Как ни странно, с этим аргументом никто не стал спорить. В нем было что-то параноидальное и неомарксистское – высокомерные юнцы такое любят. Я думал добиться таким образом симпатии. Более того, эта идея казалась важной и потенциально верной. Но вместо этого я получил только мрачные ухмылки. Однако они не поколебали появившееся у меня спокойствие.
Хотя у меня не получилось сформулировать основную мысль, сам аргумент в конечном итоге меня больше успокоил, чем напугал. Я испытывал глубокое чувство вины за то, что не слишком хорошо помнил мать, но теперь отчетливо понял, что стратегия намеренного забывания иногда может послужить единственным путем к свободе.

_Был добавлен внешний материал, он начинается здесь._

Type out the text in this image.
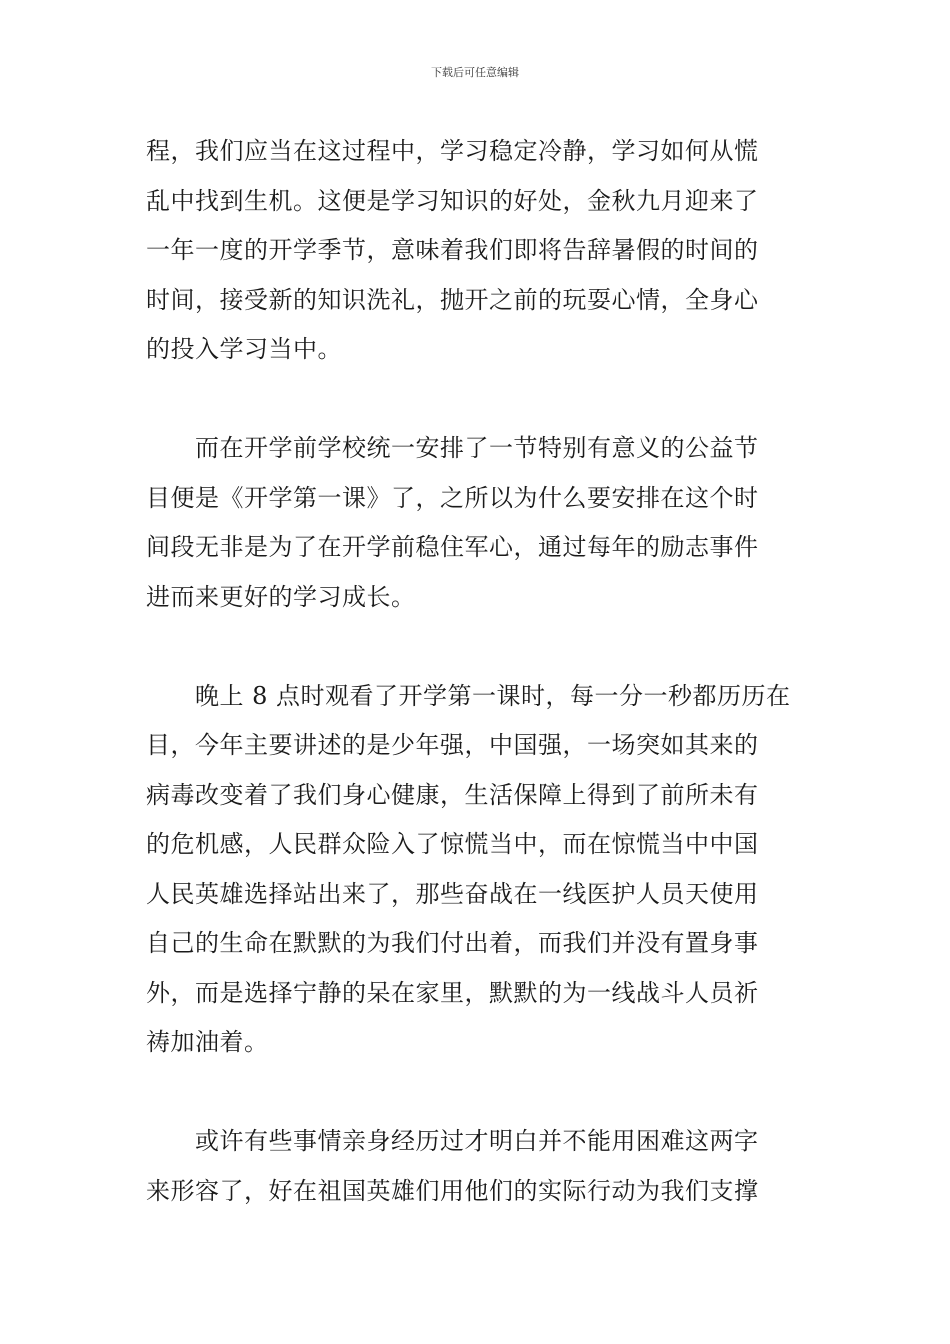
下载后可任意编辑
程，我们应当在这过程中，学习稳定冷静，学习如何从慌
乱中找到生机。这便是学习知识的好处，金秋九月迎来了
一年一度的开学季节，意味着我们即将告辞暑假的时间的
时间，接受新的知识洗礼，抛开之前的玩耍心情，全身心
的投入学习当中。
　　而在开学前学校统一安排了一节特别有意义的公益节
目便是《开学第一课》了，之所以为什么要安排在这个时
间段无非是为了在开学前稳住军心，通过每年的励志事件
进而来更好的学习成长。
　　晚上 8 点时观看了开学第一课时，每一分一秒都历历在
目，今年主要讲述的是少年强，中国强，一场突如其来的
病毒改变着了我们身心健康，生活保障上得到了前所未有
的危机感，人民群众险入了惊慌当中，而在惊慌当中中国
人民英雄选择站出来了，那些奋战在一线医护人员天使用
自己的生命在默默的为我们付出着，而我们并没有置身事
外，而是选择宁静的呆在家里，默默的为一线战斗人员祈
祷加油着。
　　或许有些事情亲身经历过才明白并不能用困难这两字
来形容了，好在祖国英雄们用他们的实际行动为我们支撑
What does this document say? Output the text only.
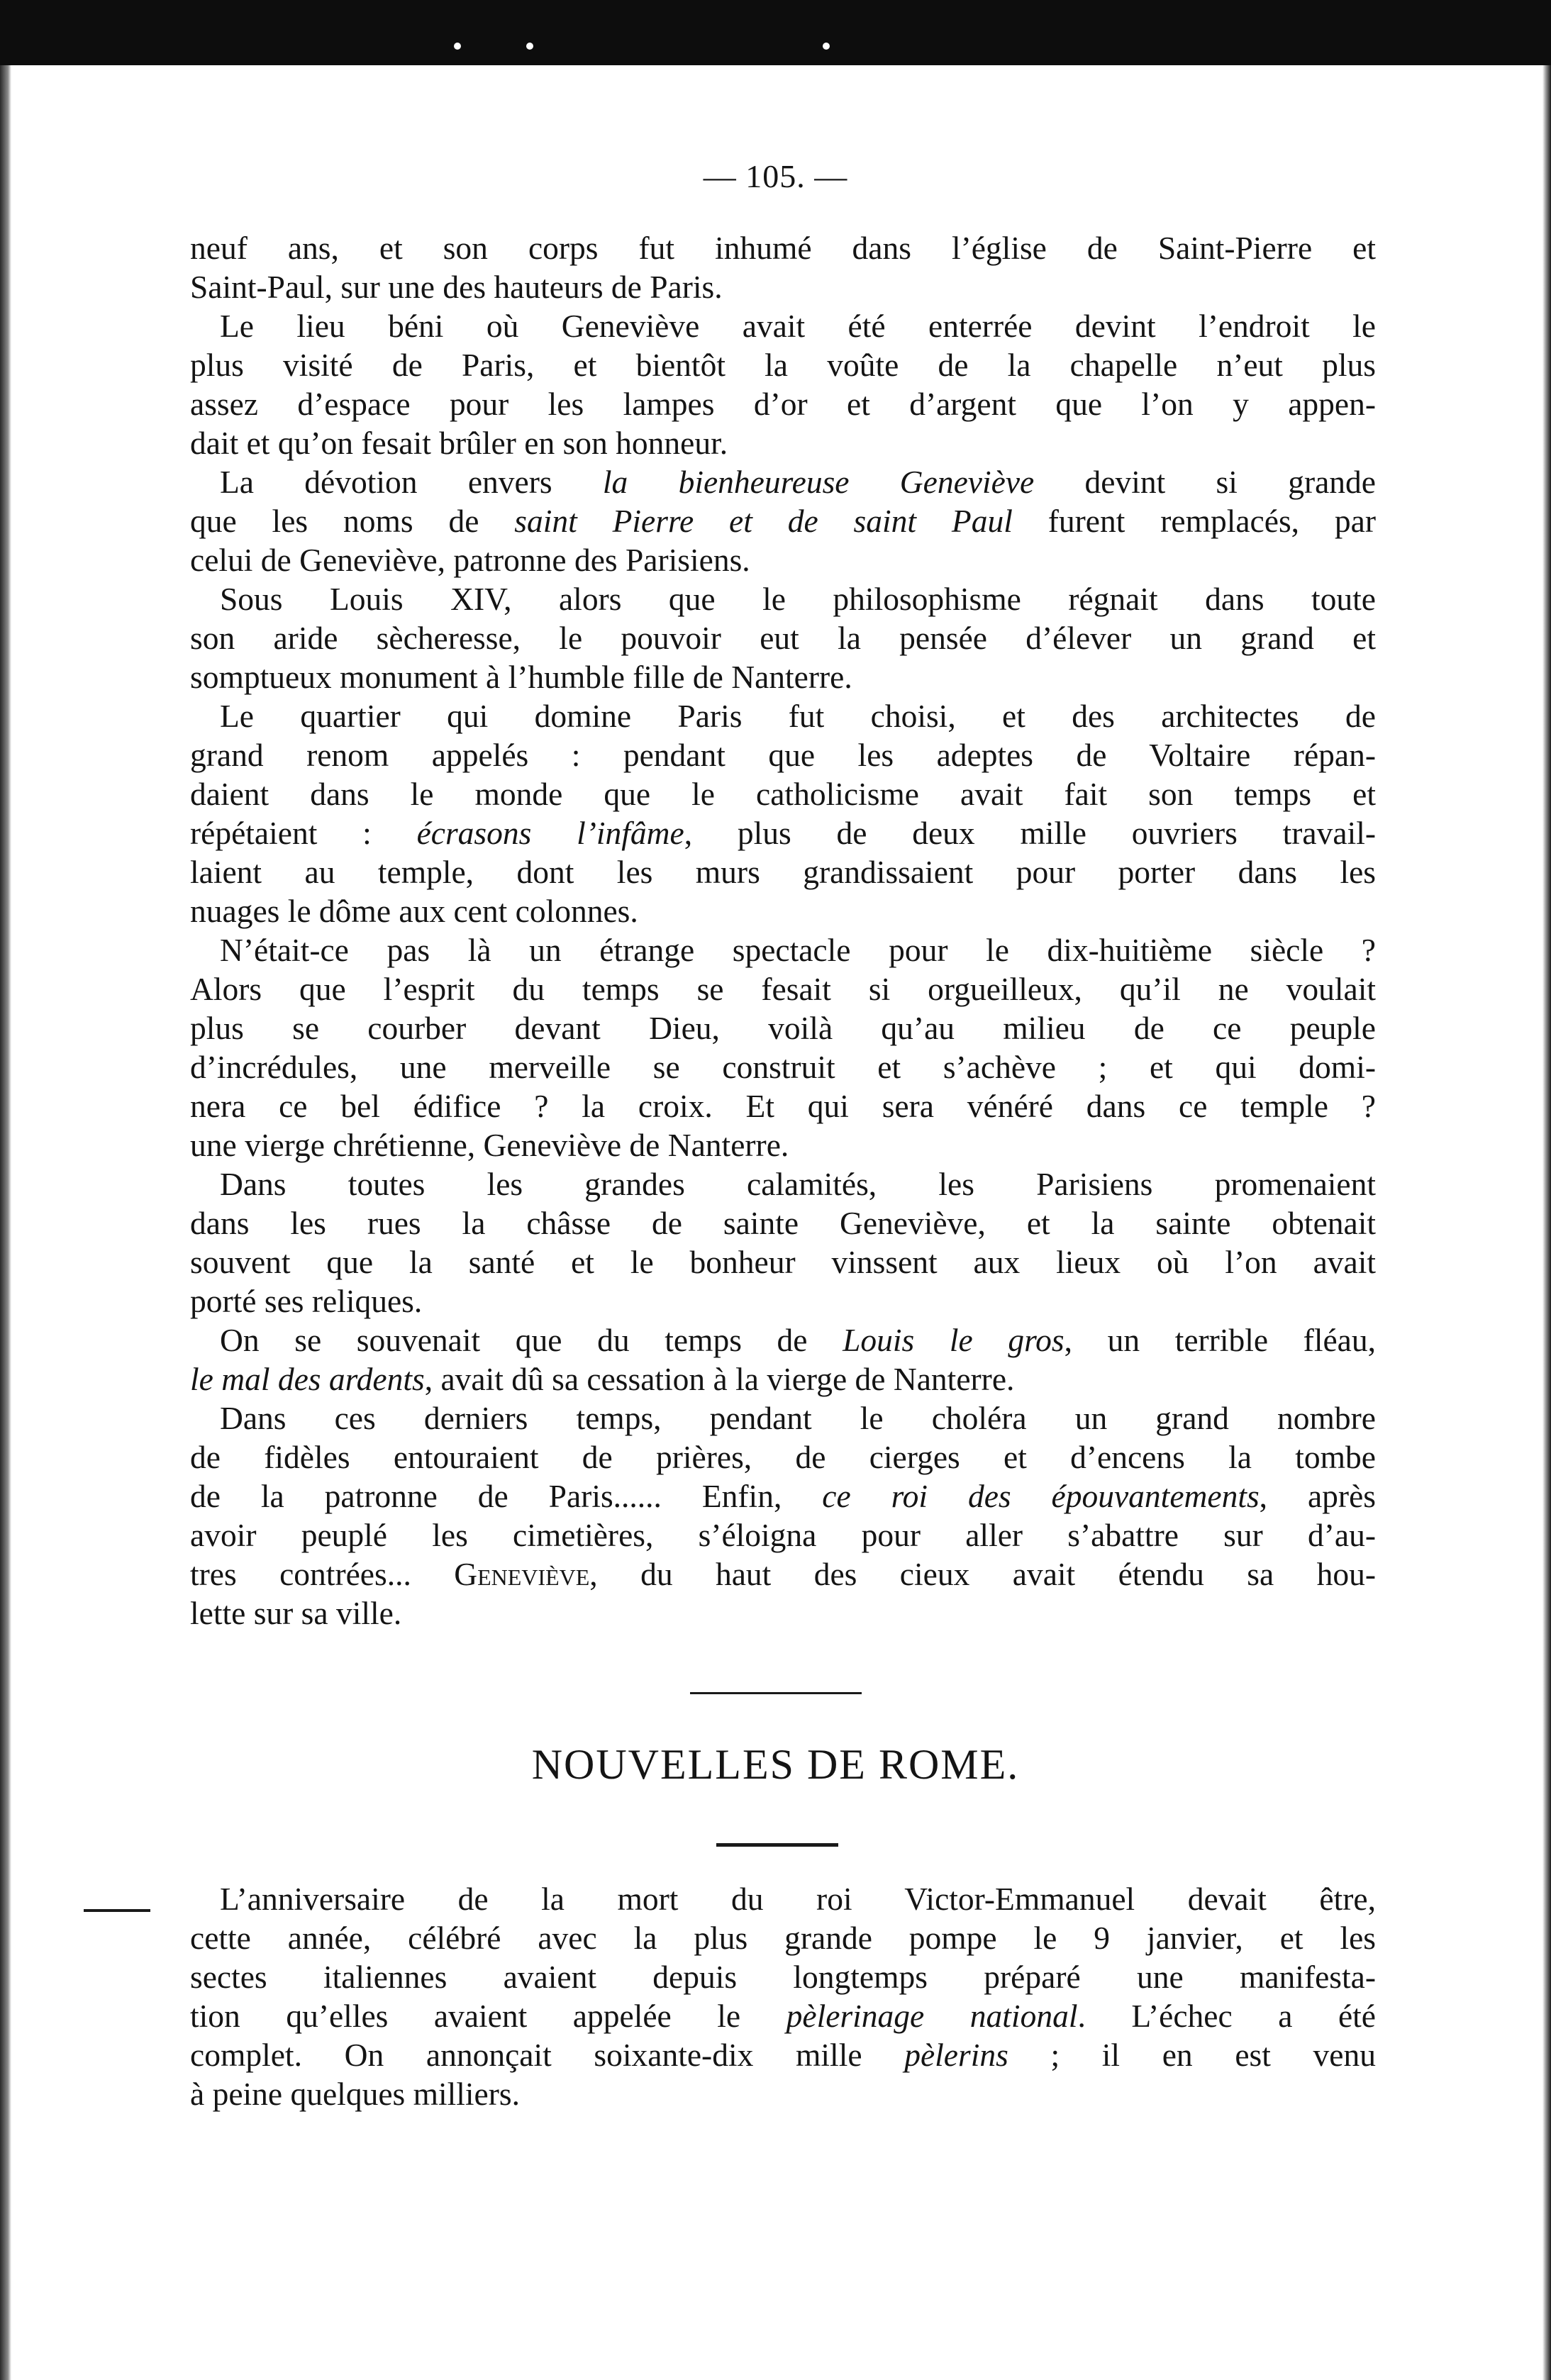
— 105. —
neuf ans, et son corps fut inhumé dans l’église de Saint-Pierre et
Saint-Paul, sur une des hauteurs de Paris.
Le lieu béni où Geneviève avait été enterrée devint l’endroit le
plus visité de Paris, et bientôt la voûte de la chapelle n’eut plus
assez d’espace pour les lampes d’or et d’argent que l’on y appen-
dait et qu’on fesait brûler en son honneur.
La dévotion envers la bienheureuse Geneviève devint si grande
que les noms de saint Pierre et de saint Paul furent remplacés, par
celui de Geneviève, patronne des Parisiens.
Sous Louis XIV, alors que le philosophisme régnait dans toute
son aride sècheresse, le pouvoir eut la pensée d’élever un grand et
somptueux monument à l’humble fille de Nanterre.
Le quartier qui domine Paris fut choisi, et des architectes de
grand renom appelés : pendant que les adeptes de Voltaire répan-
daient dans le monde que le catholicisme avait fait son temps et
répétaient : écrasons l’infâme, plus de deux mille ouvriers travail-
laient au temple, dont les murs grandissaient pour porter dans les
nuages le dôme aux cent colonnes.
N’était-ce pas là un étrange spectacle pour le dix-huitième siècle ?
Alors que l’esprit du temps se fesait si orgueilleux, qu’il ne voulait
plus se courber devant Dieu, voilà qu’au milieu de ce peuple
d’incrédules, une merveille se construit et s’achève ; et qui domi-
nera ce bel édifice ? la croix. Et qui sera vénéré dans ce temple ?
une vierge chrétienne, Geneviève de Nanterre.
Dans toutes les grandes calamités, les Parisiens promenaient
dans les rues la châsse de sainte Geneviève, et la sainte obtenait
souvent que la santé et le bonheur vinssent aux lieux où l’on avait
porté ses reliques.
On se souvenait que du temps de Louis le gros, un terrible fléau,
le mal des ardents, avait dû sa cessation à la vierge de Nanterre.
Dans ces derniers temps, pendant le choléra un grand nombre
de fidèles entouraient de prières, de cierges et d’encens la tombe
de la patronne de Paris...... Enfin, ce roi des épouvantements, après
avoir peuplé les cimetières, s’éloigna pour aller s’abattre sur d’au-
tres contrées... Geneviève, du haut des cieux avait étendu sa hou-
lette sur sa ville.
NOUVELLES DE ROME.
L’anniversaire de la mort du roi Victor-Emmanuel devait être,
cette année, célébré avec la plus grande pompe le 9 janvier, et les
sectes italiennes avaient depuis longtemps préparé une manifesta-
tion qu’elles avaient appelée le pèlerinage national. L’échec a été
complet. On annonçait soixante-dix mille pèlerins ; il en est venu
à peine quelques milliers.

Я не слишком много получил от занятий, которые официально посещал. Курсы математики и естественных наук были посредственными – но это уже другой вопрос. Не было компьютеров, не было к ним интереса, и я определенно в них не разбирался. Занятия информатикой пришлось оставить. Хуже того, на музыкальном отделении процветали скрытность и жадность, и жуткие причины этого я вскоре понял.
Но перед этим произошло кое-что хорошее.
Впервые в городе
По выходным я садился на поезд до Манхэттена и приезжал к подруге моих родителей Рут Морли, художнику по костюмам для кино. Больше всего она известна по фильмам «Энни Холл» и «Тутси». Она жила в лиловом пентхаусе около «Дакоты»[27] и воспитывала двух дочерей чуть старше меня.
У моих родителей остались в Нью-Йорке контакты, и эти люди были рады меня видеть! Так я встретился с представителями авангардной музыки, настоящей, а не мнимой, как в школе искусств, и это было здорово. Я общался с Джоном Кейджем и другими известными личностями музыкальной сцены тех лет. Среди них были великолепная Лори Спигел, богиня синтезаторов, и столь же прекрасная и даже еще более потрясающая восходящая звезда Лори Андерсон.
Нью-Йорк увеличивал тебя и отражал обратно, как в гигантском параболическом зеркале. Просто проходя по улице, ты встречался глазами и обменивался бессознательными сигналами с тысячами людей. Ты погружался в самое сердце хитросплетений человеческих судеб. Если ты искал неприятностей, они были к твоим услугам. Или любовь, или взаимное обожание, или достойная жалости утрата расположения.
Сейчас все не так. Все смотрят в свои телефоны.
Одна богатая, утонченная пожилая вдова, родственница какой-то королевской семьи в Европе (а кто не приходился родней королям?[28]), была тайным меценатом нью-йоркской экспериментальной музыки. За кулисами якобы самостоятельного движения всегда кто-то стоит.
Говорили, что она живет в доме, построенном в форме огромного вертикального шипа, самой большой одиночной стальной бесшовной конструкции, ну, по крайней мере, так рассказывали. Кости ее покойного мужа, предположительно, хранились в подвижной части на вершине шипа.
Она приглашала к себе Кейджа и прочих знаменитостей, устраивая безумства на всю ночь. Мы шли на танцы, потом гудели в доме у кого-нибудь богатого и знаменитого, а потом бродили по переулкам и подбирали выброшенные кусочки лучших сыров из мусорных ящиков лучших ресторанов. К четырем часам утра я слишком уставал, чтобы бодрствовать.
Нью-Йорк в те годы был наводнен преступными группировками. Фильм «Таксист», для которого Рут создавала костюмы, очень точно передает эту атмосферу. Грабили на улицах почти всех. Но мир авангарда самодовольно считал, что все дело в отношении. Если ходить по городу с правильным настроем ума и сердца, с тобой ничего не произойдет. (Через много лет, уже в 1990-е, Джона Кейджа ограбили на улице. Он был в шоке, да и мы все тоже.)